I've been reading through Gurps Interstellar Wars while gathering information for a near Melieu0 campaign set near Terra. Jump range issues have come up.

Gurps history has Jump-1 Terrans using a brown star station to bridge the J-2 gap to Barnard. A.i., they found a brown star between, used "vast" resources to set up a fueling point there. It inferred that a stellar mass was still needed (the brown star) to jump to, not just empty space. Perhaps EDG can answer how common or hard to find brown stars are? From what I have heard brown stars are so common they could be quite common in empty hexes? Are they hard to detect for some reason?

Aslan cross the "Jump-5" corridor early in their history, when they are perhaps TL-11 or even lower. They are at J-2 tech, at a stretch they are at J-3. Something has to explain how they could cross 5 parsecs at a low technology. Refueling stations seems a must, with or without a required stellar mass such as the Gurps brown stars.

For myself I would make empty space jumps completely possible, but more difficult (misjumps much more common) combined with fuel issues making it a rare attempt unless there is a very good reason for it. Something has to explain that the Rift is not crossed and instead ships travel all of the way through Corridor on the way to the Spinward Marches. The 3rd Imp could have refueling stations, perhaps mothballed, for such attempts in emergencies only since they put the ship crews in danger.
 
Sturn said:
Perhaps EDG can answer how common or hard to find brown stars are? From what I have heard brown stars are so common they could be quite common in empty hexes? Are they hard to detect for some reason?

I think he already has answered that question at least once...

Are they hard to detect? Yes. Why? Well, for starters they don't shed all that much light or heat, so our usual method for locating stellar objects doesn't work on them. They are also typically far from other stars and small, so they are not going to be readily detectable by their effects on other objects, either gravity effects or light.
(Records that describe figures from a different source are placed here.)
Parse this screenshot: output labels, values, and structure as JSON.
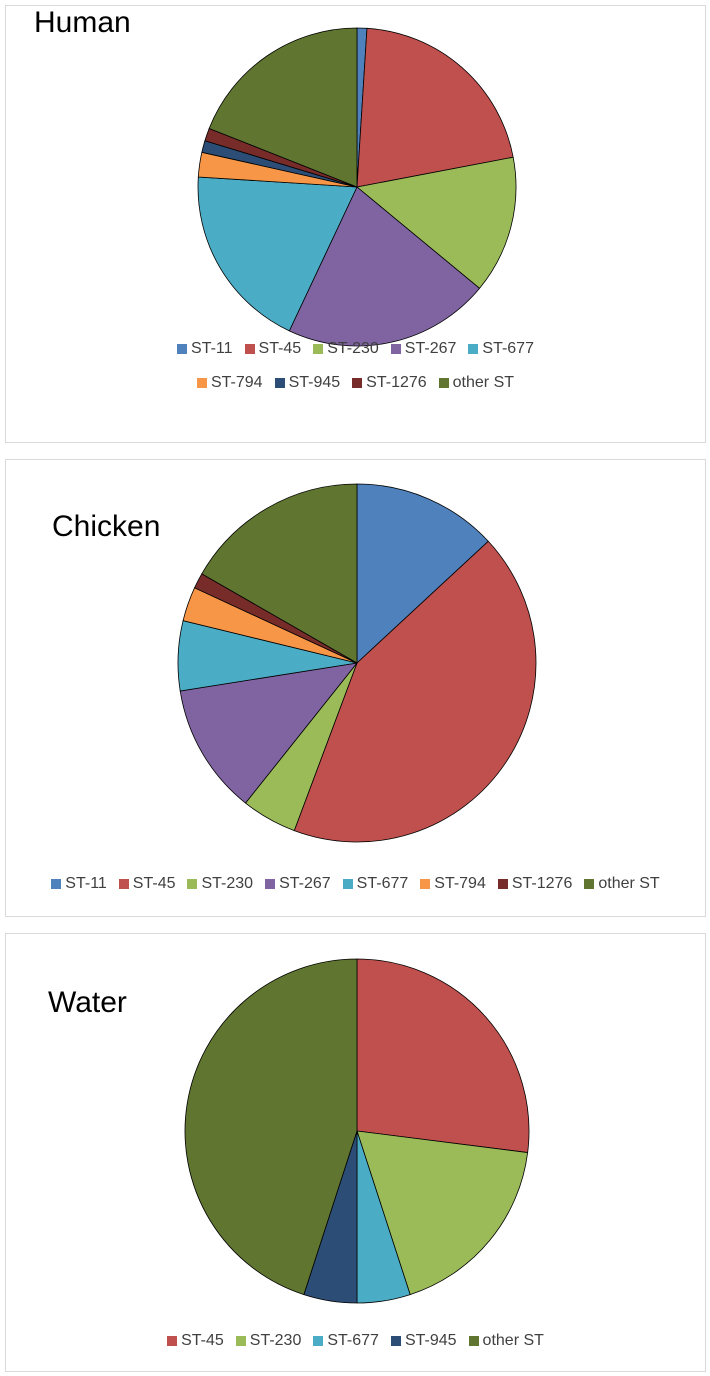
{
  "chart_data": [
    {
      "type": "pie",
      "title": "Human",
      "categories": [
        "ST-11",
        "ST-45",
        "ST-230",
        "ST-267",
        "ST-677",
        "ST-794",
        "ST-945",
        "ST-1276",
        "other ST"
      ],
      "values": [
        1,
        21,
        14,
        21,
        19,
        2.5,
        1.2,
        1.3,
        19
      ],
      "colors": [
        "#4f81bd",
        "#c0504d",
        "#9bbb59",
        "#8064a2",
        "#4bacc6",
        "#f79646",
        "#2c4d75",
        "#772c2a",
        "#5f7530"
      ],
      "legend": "bottom"
    },
    {
      "type": "pie",
      "title": "Chicken",
      "categories": [
        "ST-11",
        "ST-45",
        "ST-230",
        "ST-267",
        "ST-677",
        "ST-794",
        "ST-1276",
        "other ST"
      ],
      "values": [
        13.1,
        42.6,
        5,
        11.8,
        6.3,
        3.1,
        1.4,
        16.7
      ],
      "colors": [
        "#4f81bd",
        "#c0504d",
        "#9bbb59",
        "#8064a2",
        "#4bacc6",
        "#f79646",
        "#772c2a",
        "#5f7530"
      ],
      "legend": "bottom"
    },
    {
      "type": "pie",
      "title": "Water",
      "categories": [
        "ST-45",
        "ST-230",
        "ST-677",
        "ST-945",
        "other ST"
      ],
      "values": [
        27,
        18,
        5,
        5,
        45
      ],
      "colors": [
        "#c0504d",
        "#9bbb59",
        "#4bacc6",
        "#2c4d75",
        "#5f7530"
      ],
      "legend": "bottom"
    }
  ]
}
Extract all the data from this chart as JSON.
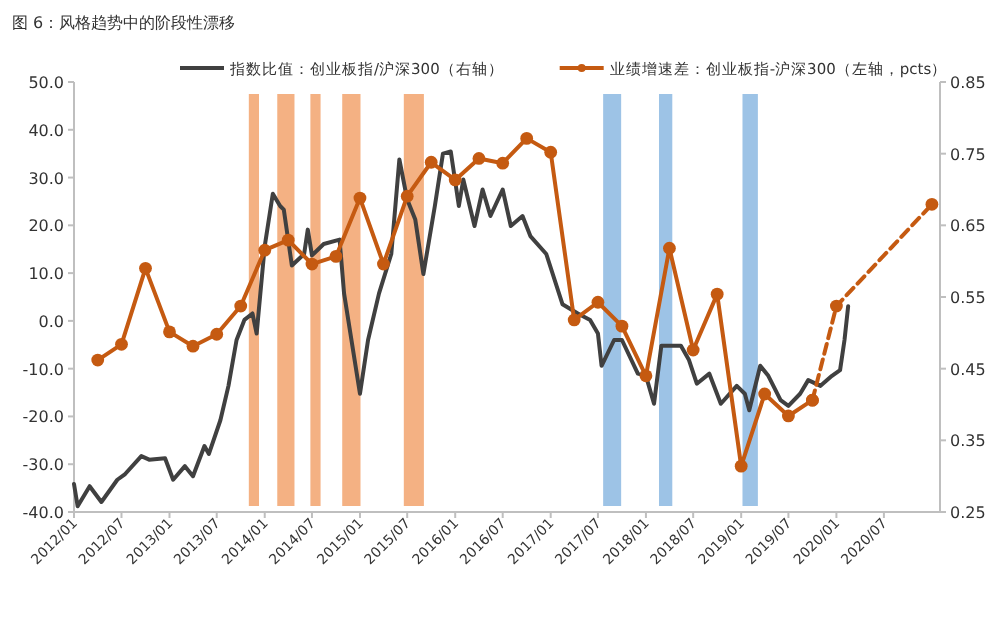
{
  "chart_data": {
    "type": "line",
    "title": "图 6：风格趋势中的阶段性漂移",
    "xlim": [
      "2012-01",
      "2021-02"
    ],
    "xticks": [
      {
        "value": "2012-01",
        "label": "2012/01"
      },
      {
        "value": "2012-07",
        "label": "2012/07"
      },
      {
        "value": "2013-01",
        "label": "2013/01"
      },
      {
        "value": "2013-07",
        "label": "2013/07"
      },
      {
        "value": "2014-01",
        "label": "2014/01"
      },
      {
        "value": "2014-07",
        "label": "2014/07"
      },
      {
        "value": "2015-01",
        "label": "2015/01"
      },
      {
        "value": "2015-07",
        "label": "2015/07"
      },
      {
        "value": "2016-01",
        "label": "2016/01"
      },
      {
        "value": "2016-07",
        "label": "2016/07"
      },
      {
        "value": "2017-01",
        "label": "2017/01"
      },
      {
        "value": "2017-07",
        "label": "2017/07"
      },
      {
        "value": "2018-01",
        "label": "2018/01"
      },
      {
        "value": "2018-07",
        "label": "2018/07"
      },
      {
        "value": "2019-01",
        "label": "2019/01"
      },
      {
        "value": "2019-07",
        "label": "2019/07"
      },
      {
        "value": "2020-01",
        "label": "2020/01"
      },
      {
        "value": "2020-07",
        "label": "2020/07"
      }
    ],
    "ylim": [
      -40,
      50
    ],
    "yticks": [
      {
        "value": 50,
        "label": "50.0"
      },
      {
        "value": 40,
        "label": "40.0"
      },
      {
        "value": 30,
        "label": "30.0"
      },
      {
        "value": 20,
        "label": "20.0"
      },
      {
        "value": 10,
        "label": "10.0"
      },
      {
        "value": 0,
        "label": "0.0"
      },
      {
        "value": -10,
        "label": "-10.0"
      },
      {
        "value": -20,
        "label": "-20.0"
      },
      {
        "value": -30,
        "label": "-30.0"
      },
      {
        "value": -40,
        "label": "-40.0"
      }
    ],
    "y2lim": [
      0.25,
      0.85
    ],
    "y2ticks": [
      0.25,
      0.35,
      0.45,
      0.55,
      0.65,
      0.75,
      0.85
    ],
    "grid": false,
    "legend": "top",
    "bands": [
      {
        "axis": "x",
        "from": "2013-11-01",
        "to": "2013-12-10",
        "color": "#f4b183"
      },
      {
        "axis": "x",
        "from": "2014-02-18",
        "to": "2014-04-25",
        "color": "#f4b183"
      },
      {
        "axis": "x",
        "from": "2014-06-25",
        "to": "2014-08-03",
        "color": "#f4b183"
      },
      {
        "axis": "x",
        "from": "2014-10-25",
        "to": "2015-01-03",
        "color": "#f4b183"
      },
      {
        "axis": "x",
        "from": "2015-06-18",
        "to": "2015-09-03",
        "color": "#f4b183"
      },
      {
        "axis": "x",
        "from": "2017-07-21",
        "to": "2017-09-28",
        "color": "#9dc3e6"
      },
      {
        "axis": "x",
        "from": "2018-02-20",
        "to": "2018-04-12",
        "color": "#9dc3e6"
      },
      {
        "axis": "x",
        "from": "2019-01-06",
        "to": "2019-03-06",
        "color": "#9dc3e6"
      }
    ],
    "series": [
      {
        "name": "指数比值：创业板指/沪深300（右轴）",
        "color": "#404040",
        "axis": "y2",
        "marker": "none",
        "line_style": "solid",
        "x": [
          "2012-01-01",
          "2012-01-15",
          "2012-03-01",
          "2012-04-15",
          "2012-06-15",
          "2012-07-15",
          "2012-09-15",
          "2012-10-15",
          "2012-12-15",
          "2013-01-15",
          "2013-03-01",
          "2013-04-01",
          "2013-05-15",
          "2013-06-01",
          "2013-07-15",
          "2013-08-15",
          "2013-09-15",
          "2013-10-15",
          "2013-11-15",
          "2013-12-01",
          "2014-01-01",
          "2014-02-01",
          "2014-03-01",
          "2014-03-15",
          "2014-04-15",
          "2014-06-01",
          "2014-06-15",
          "2014-07-01",
          "2014-08-15",
          "2014-10-15",
          "2014-11-01",
          "2015-01-01",
          "2015-02-01",
          "2015-03-15",
          "2015-05-01",
          "2015-06-01",
          "2015-07-01",
          "2015-08-01",
          "2015-09-01",
          "2015-10-15",
          "2015-11-15",
          "2015-12-15",
          "2016-01-15",
          "2016-02-01",
          "2016-03-15",
          "2016-04-15",
          "2016-05-15",
          "2016-07-01",
          "2016-08-01",
          "2016-09-15",
          "2016-10-15",
          "2016-12-15",
          "2017-02-15",
          "2017-04-15",
          "2017-06-01",
          "2017-07-01",
          "2017-07-15",
          "2017-09-01",
          "2017-10-01",
          "2017-12-01",
          "2018-01-01",
          "2018-02-01",
          "2018-03-01",
          "2018-05-15",
          "2018-06-15",
          "2018-07-15",
          "2018-09-01",
          "2018-10-15",
          "2018-12-15",
          "2019-01-15",
          "2019-02-01",
          "2019-03-15",
          "2019-04-15",
          "2019-06-01",
          "2019-07-01",
          "2019-08-15",
          "2019-09-15",
          "2019-11-01",
          "2019-12-15",
          "2020-01-15",
          "2020-02-01",
          "2020-02-15"
        ],
        "values": [
          0.289,
          0.258,
          0.286,
          0.264,
          0.295,
          0.303,
          0.328,
          0.323,
          0.325,
          0.295,
          0.314,
          0.3,
          0.342,
          0.331,
          0.378,
          0.426,
          0.49,
          0.518,
          0.527,
          0.499,
          0.621,
          0.694,
          0.677,
          0.672,
          0.594,
          0.61,
          0.644,
          0.608,
          0.624,
          0.63,
          0.555,
          0.415,
          0.49,
          0.555,
          0.61,
          0.742,
          0.686,
          0.658,
          0.582,
          0.677,
          0.75,
          0.753,
          0.677,
          0.714,
          0.649,
          0.7,
          0.663,
          0.7,
          0.649,
          0.663,
          0.635,
          0.61,
          0.54,
          0.527,
          0.518,
          0.499,
          0.454,
          0.49,
          0.49,
          0.443,
          0.44,
          0.401,
          0.482,
          0.482,
          0.462,
          0.429,
          0.443,
          0.401,
          0.426,
          0.415,
          0.392,
          0.454,
          0.44,
          0.406,
          0.398,
          0.415,
          0.434,
          0.426,
          0.44,
          0.448,
          0.49,
          0.537
        ]
      },
      {
        "name": "业绩增速差：创业板指-沪深300（左轴，pcts）",
        "color": "#c55a11",
        "marker": "circle",
        "line_style": "solid",
        "x": [
          "2012-04",
          "2012-07",
          "2012-10",
          "2013-01",
          "2013-04",
          "2013-07",
          "2013-10",
          "2014-01",
          "2014-04",
          "2014-07",
          "2014-10",
          "2015-01",
          "2015-04",
          "2015-07",
          "2015-10",
          "2016-01",
          "2016-04",
          "2016-07",
          "2016-10",
          "2017-01",
          "2017-04",
          "2017-07",
          "2017-10",
          "2018-01",
          "2018-04",
          "2018-07",
          "2018-10",
          "2019-01",
          "2019-04",
          "2019-07",
          "2019-10"
        ],
        "values": [
          -8.2,
          -4.9,
          11,
          -2.3,
          -5.3,
          -2.8,
          3.1,
          14.8,
          16.9,
          11.9,
          13.5,
          25.7,
          11.9,
          26.1,
          33.2,
          29.5,
          34,
          33,
          38.2,
          35.3,
          0.2,
          3.9,
          -1.1,
          -11.5,
          15.2,
          -6.1,
          5.6,
          -30.4,
          -15.3,
          -19.9,
          -16.6
        ]
      },
      {
        "color": "#c55a11",
        "marker": "circle",
        "line_style": "dashed",
        "x": [
          "2019-10",
          "2020-01",
          "2021-01"
        ],
        "values": [
          -16.6,
          3.1,
          24.4
        ]
      }
    ]
  }
}
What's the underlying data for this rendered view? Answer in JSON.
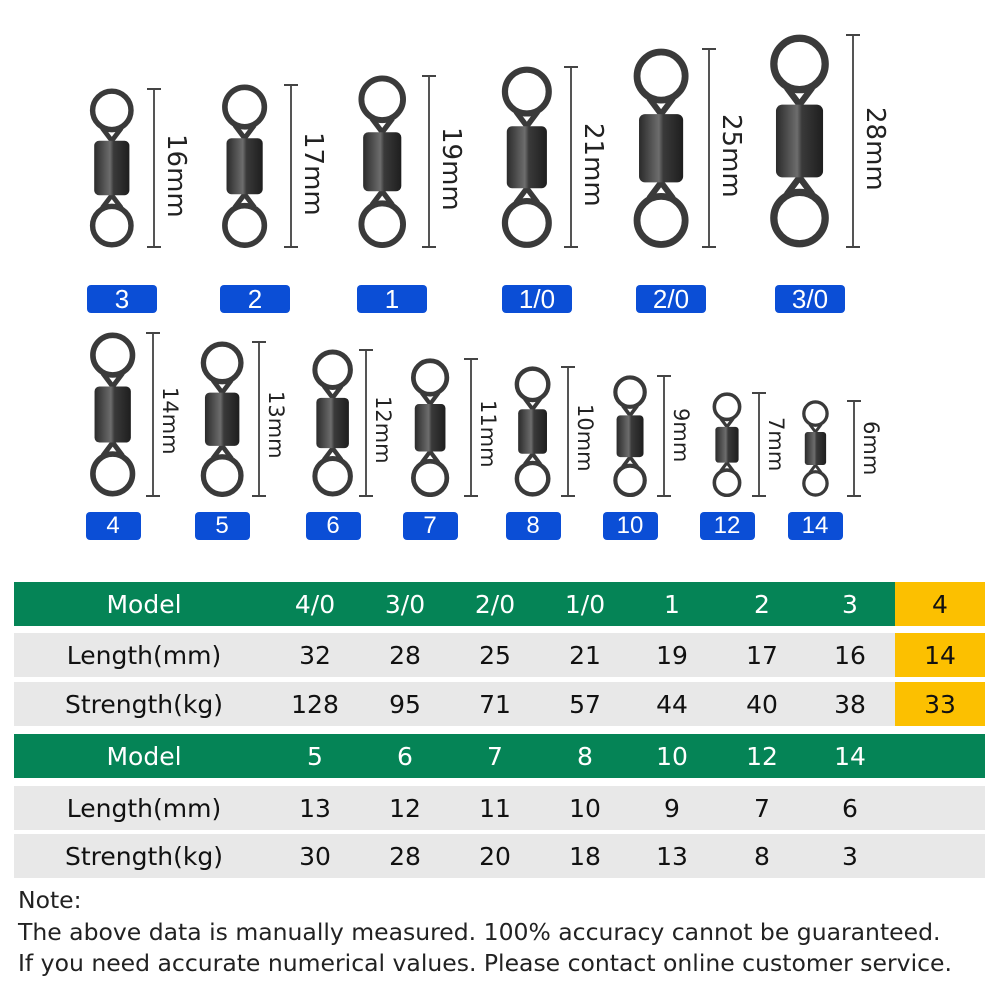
{
  "swivels": {
    "top": [
      {
        "model": "3",
        "length": "16mm"
      },
      {
        "model": "2",
        "length": "17mm"
      },
      {
        "model": "1",
        "length": "19mm"
      },
      {
        "model": "1/0",
        "length": "21mm"
      },
      {
        "model": "2/0",
        "length": "25mm"
      },
      {
        "model": "3/0",
        "length": "28mm"
      }
    ],
    "bottom": [
      {
        "model": "4",
        "length": "14mm"
      },
      {
        "model": "5",
        "length": "13mm"
      },
      {
        "model": "6",
        "length": "12mm"
      },
      {
        "model": "7",
        "length": "11mm"
      },
      {
        "model": "8",
        "length": "10mm"
      },
      {
        "model": "10",
        "length": "9mm"
      },
      {
        "model": "12",
        "length": "7mm"
      },
      {
        "model": "14",
        "length": "6mm"
      }
    ]
  },
  "table": {
    "block1": {
      "model_label": "Model",
      "models": [
        "4/0",
        "3/0",
        "2/0",
        "1/0",
        "1",
        "2",
        "3",
        "4"
      ],
      "length_label": "Length(mm)",
      "lengths": [
        "32",
        "28",
        "25",
        "21",
        "19",
        "17",
        "16",
        "14"
      ],
      "strength_label": "Strength(kg)",
      "strengths": [
        "128",
        "95",
        "71",
        "57",
        "44",
        "40",
        "38",
        "33"
      ]
    },
    "block2": {
      "model_label": "Model",
      "models": [
        "5",
        "6",
        "7",
        "8",
        "10",
        "12",
        "14"
      ],
      "length_label": "Length(mm)",
      "lengths": [
        "13",
        "12",
        "11",
        "10",
        "9",
        "7",
        "6"
      ],
      "strength_label": "Strength(kg)",
      "strengths": [
        "30",
        "28",
        "20",
        "18",
        "13",
        "8",
        "3"
      ]
    }
  },
  "note": {
    "title": "Note:",
    "line1": "The above data is manually measured. 100% accuracy cannot be guaranteed.",
    "line2": "If you need accurate numerical values. Please contact online customer service."
  },
  "colors": {
    "header_green": "#058456",
    "highlight_yellow": "#fcc000",
    "row_gray": "#e8e8e8",
    "tag_blue": "#0b4ed6"
  }
}
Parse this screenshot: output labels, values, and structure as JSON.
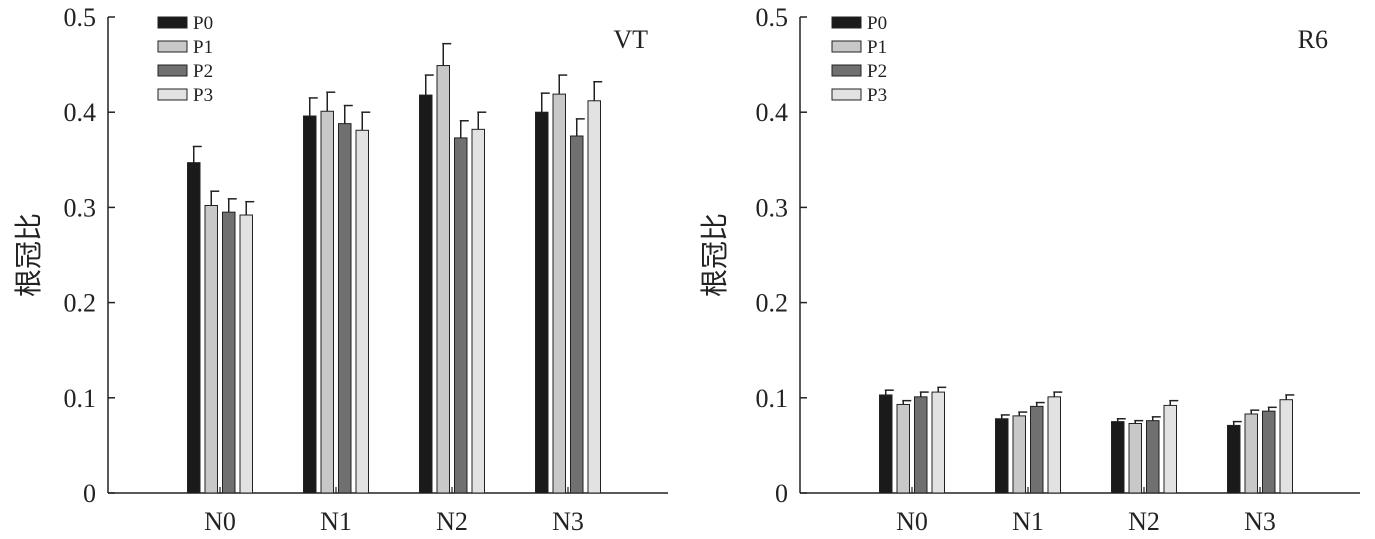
{
  "chart_data": [
    {
      "type": "bar",
      "title": "VT",
      "ylabel": "根冠比",
      "xlabel": "",
      "ylim": [
        0,
        0.5
      ],
      "yticks": [
        "0",
        "0.1",
        "0.2",
        "0.3",
        "0.4",
        "0.5"
      ],
      "categories": [
        "N0",
        "N1",
        "N2",
        "N3"
      ],
      "legend_position": "top-left",
      "series": [
        {
          "name": "P0",
          "values": [
            0.347,
            0.396,
            0.418,
            0.4
          ],
          "errors": [
            0.017,
            0.019,
            0.021,
            0.02
          ],
          "color": "#1a1a1a"
        },
        {
          "name": "P1",
          "values": [
            0.302,
            0.401,
            0.449,
            0.419
          ],
          "errors": [
            0.015,
            0.02,
            0.023,
            0.02
          ],
          "color": "#c8c8c8"
        },
        {
          "name": "P2",
          "values": [
            0.295,
            0.388,
            0.373,
            0.375
          ],
          "errors": [
            0.014,
            0.019,
            0.018,
            0.018
          ],
          "color": "#707070"
        },
        {
          "name": "P3",
          "values": [
            0.292,
            0.381,
            0.382,
            0.412
          ],
          "errors": [
            0.014,
            0.019,
            0.018,
            0.02
          ],
          "color": "#e2e2e2"
        }
      ]
    },
    {
      "type": "bar",
      "title": "R6",
      "ylabel": "根冠比",
      "xlabel": "",
      "ylim": [
        0,
        0.5
      ],
      "yticks": [
        "0",
        "0.1",
        "0.2",
        "0.3",
        "0.4",
        "0.5"
      ],
      "categories": [
        "N0",
        "N1",
        "N2",
        "N3"
      ],
      "legend_position": "top-left",
      "series": [
        {
          "name": "P0",
          "values": [
            0.103,
            0.078,
            0.075,
            0.071
          ],
          "errors": [
            0.005,
            0.004,
            0.003,
            0.004
          ],
          "color": "#1a1a1a"
        },
        {
          "name": "P1",
          "values": [
            0.093,
            0.081,
            0.073,
            0.083
          ],
          "errors": [
            0.004,
            0.004,
            0.003,
            0.004
          ],
          "color": "#c8c8c8"
        },
        {
          "name": "P2",
          "values": [
            0.101,
            0.091,
            0.076,
            0.086
          ],
          "errors": [
            0.005,
            0.004,
            0.004,
            0.004
          ],
          "color": "#707070"
        },
        {
          "name": "P3",
          "values": [
            0.106,
            0.101,
            0.092,
            0.098
          ],
          "errors": [
            0.005,
            0.005,
            0.005,
            0.005
          ],
          "color": "#e2e2e2"
        }
      ]
    }
  ]
}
Last I checked we had not actually found *any* Brown Dwarf stars, but EDG would know for certain.
 
GypsyComet said:
Well, for starters they don't shed all that much light or heat, so our usual method for locating stellar objects doesn't work on them.

I have no astrology knowledge whatsoever, but I thought gravity was also commonly used to detect stellar objects. From what I understand (that could be completely wrong) we can detect unseen black holes by gravity, planets in nearby systems by gravity, etc. A.i. gravitational affect on other objects we can see.